I’ve been receiving more and more questions about SSL certificates from people who find themselves in a situation where they can’t get the certificates they need from a public certificate authority.
The scenarios tend to be either:
- they are using a DNS namespace that they do not actually own the domain name for
- they are using names that are no longer accepted by commercial certificate authorities due to changes in the rules for issuing certificates
Let’s take a quick look at an example of each of those scenarios.
Using a DNS Namespace You Do Not Own
I’ve seen this scenario occur a few different ways. In some cases the company uses something they thought was harmless and generic for their internal namespace, such as office.net, and then a public namespace of company.com. However, someone else already owns the office.net domain, so they are not able to register it.
In other cases the company used company.net internally, and company.com externally, but simply forgets to register company.net and someone else came along and registered it afterwards.
In either case because you are not the owner of the domain a public certificate authority will not issue you an SSL certificate for that domain.
Using a Name No Longer Valid Under New Rules
In this scenario a company uses an invalid namespace for their internal domain name, eg company.local, or uses short names such as webmail or even IP addresses for internal access to certain services, and wants to include those invalid names, short names, or IP addresses in their SSL certificate.
In 2012 the rules for SSL certificate issuance have changed. From Digicert:
The CA/Browser Forum, a collaborative effort between Certificate Authorities (companies like DigiCert that issue certificates) and Web Browsers (companies like Mozilla or Microsoft that manage trust on a CA level), has introduced new Baseline Requirements for certificate issuance.
As part of these new requirements, Certificate Authorities must phase out the issuance of certificates issued to either Internal Server Names or a Reserved IP Address by October 2016. Specifically, CAs cannot issue certificates to these internal names with expiration dates after November 1, 2015…
Essentially, this change in SSL standards will make it impossible to obtain a publicly trusted certificate for any host name that cannot be externally verified as owned by the organization that is requesting the certificate.
Avoiding the Problem at Design Phase
For those who get the opportunity to design new Active Directory and Exchange environments from scratch the best advice is to avoid using an internal namespace that the company doesn’t own.

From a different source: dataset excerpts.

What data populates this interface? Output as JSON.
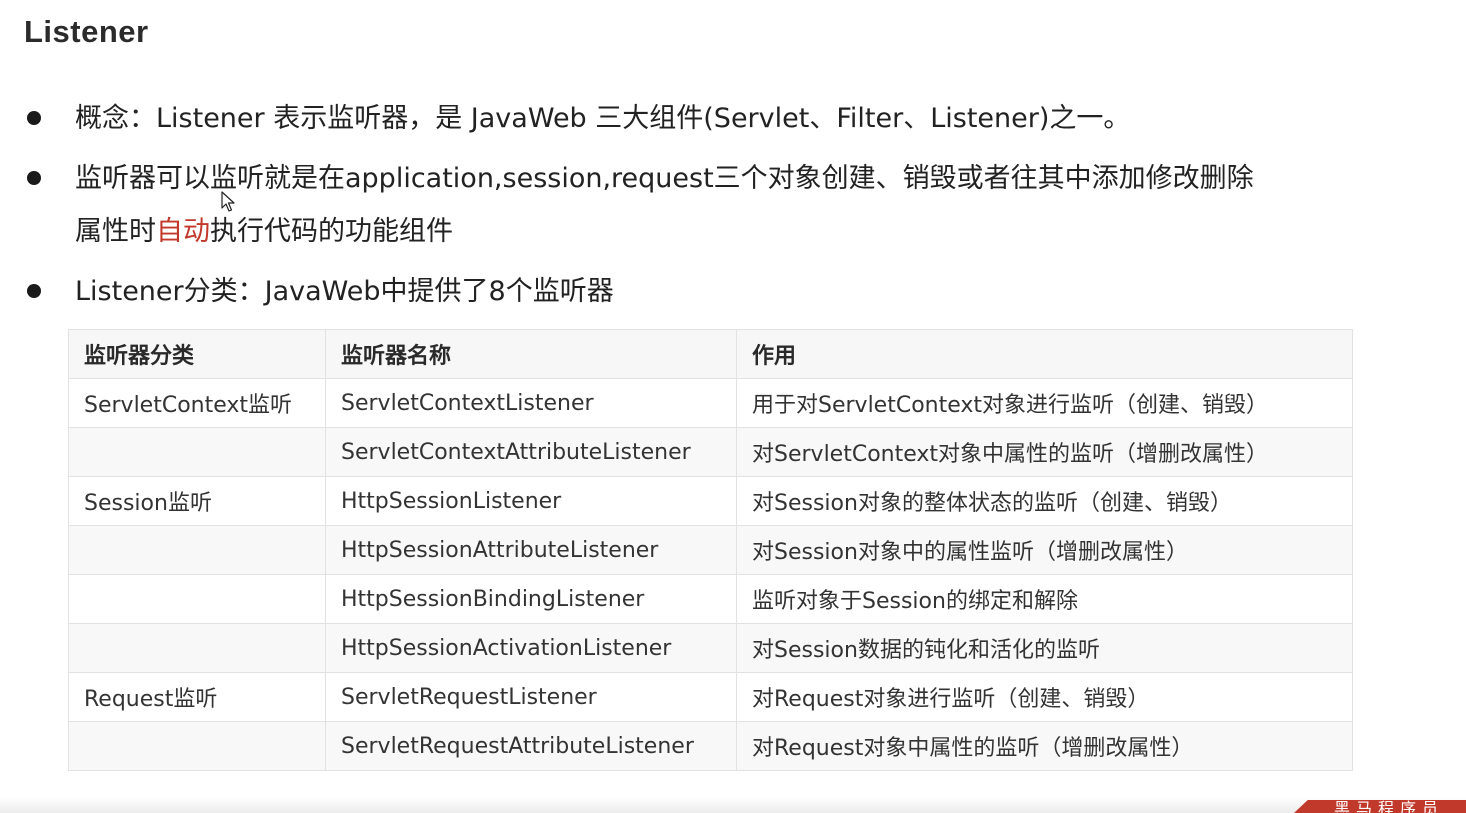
{
  "page": {
    "title": "Listener"
  },
  "bullets": [
    {
      "text": "概念：Listener 表示监听器，是 JavaWeb 三大组件(Servlet、Filter、Listener)之一。"
    },
    {
      "line1": "监听器可以监听就是在application,session,request三个对象创建、销毁或者往其中添加修改删除",
      "line2_before": "属性时",
      "line2_highlight": "自动",
      "line2_after": "执行代码的功能组件"
    },
    {
      "text": "Listener分类：JavaWeb中提供了8个监听器"
    }
  ],
  "table": {
    "headers": [
      "监听器分类",
      "监听器名称",
      "作用"
    ],
    "rows": [
      {
        "category": "ServletContext监听",
        "name": "ServletContextListener",
        "purpose": "用于对ServletContext对象进行监听（创建、销毁）"
      },
      {
        "category": "",
        "name": "ServletContextAttributeListener",
        "purpose": "对ServletContext对象中属性的监听（增删改属性）"
      },
      {
        "category": "Session监听",
        "name": "HttpSessionListener",
        "purpose": "对Session对象的整体状态的监听（创建、销毁）"
      },
      {
        "category": "",
        "name": "HttpSessionAttributeListener",
        "purpose": "对Session对象中的属性监听（增删改属性）"
      },
      {
        "category": "",
        "name": "HttpSessionBindingListener",
        "purpose": "监听对象于Session的绑定和解除"
      },
      {
        "category": "",
        "name": "HttpSessionActivationListener",
        "purpose": "对Session数据的钝化和活化的监听"
      },
      {
        "category": "Request监听",
        "name": "ServletRequestListener",
        "purpose": "对Request对象进行监听（创建、销毁）"
      },
      {
        "category": "",
        "name": "ServletRequestAttributeListener",
        "purpose": "对Request对象中属性的监听（增删改属性）"
      }
    ]
  },
  "colors": {
    "highlight": "#c0392b",
    "banner": "#c0392b"
  },
  "icons": {
    "cursor": "mouse-pointer-icon",
    "bullet": "bullet-dot-icon"
  },
  "banner": {
    "text": "黑马程序员"
  }
}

I recently saw a new AD/Exchange design that proposed a .local namespace and gave them that same advice. Even though it may have been possible for them to be issued an SSL certificate with .local names in it today, when that certificate expires it may not be possible to renew it.
Better to avoid the problem before the first domain controller is even promoted.
Resolving the Problem for Existing Organizations
For those who are already in the situation where they will not meet the new requirements for certificate issuance there are a few approaches that can be taken.
Renaming/Migrating Active Directory Domains
Digicert published some brief guidance on renaming Active Directory to resolve the issue. They also suggest considering a migration to a new domain that has a compliant namespace.
Personally I would not be keen to undertake either of those unless absolutely necessary. This is really a decision for businesses to make based on the number of things in their environment that would be impacted by such a change.
A migration may be less painful that a rename but I would probably lean towards doing that on the next upgrade project rather than rush it through immediately.
Using a Mix of Private and Public Certificate Authorities
More and more organizations are running their own internal PKI these days due to the increasing number of products that use SSL in their communication channels (not just Exchange, but also Lync and the System Centre family).
This makes it possible to meet your SSL requirements for non-compliant names using your private CA. The challenge though is to combine this with public CA certificates so that non-domain members (such as mobile devices) will continue to work correctly for external access.
In this example you could use a private CA to issue the SSL certificate for the .local names, and a public CA for the public names (eg webmail.company.com). The public cert is bound to the ISA/TMG for external access, while the private cert is bound to the Exchange server itself. The ISA/TMG bridges the traffic between the two, with external clients unaware of the internal namespace.
Note: this is also a solution for those who don’t want the public-facing cert to have internal server names on it.
Another approach is to create a second IIS website on the Exchange server (Client Access server) and create additional virtual directories for the external services such as OWA. You can then bind the public CA issued certificate to that IIS website, and the private CA issued certificate to the Default Website.
When combined with split DNS this allows internal and external clients to connect to services such as OWA by using the same name.
If an ISA/TMG server is also involved it would also have the public CA cert bound to it, and would publish external access to the second IIS website.
It is difficult to cover every scenario in an article such as this because there will be a lot of variables depending on the specific environment. Before you deploy any solution I do recommend that you thoroughly test it first in a test environment, or at the very least have a clear rollback plan if something unexpected occurs.
Hopefully though you can see that there are options that exist to allow us to work through these changes to the rules for SSL certificate issuance, without necessarily having to make a major architectural change to our AD/Exchange.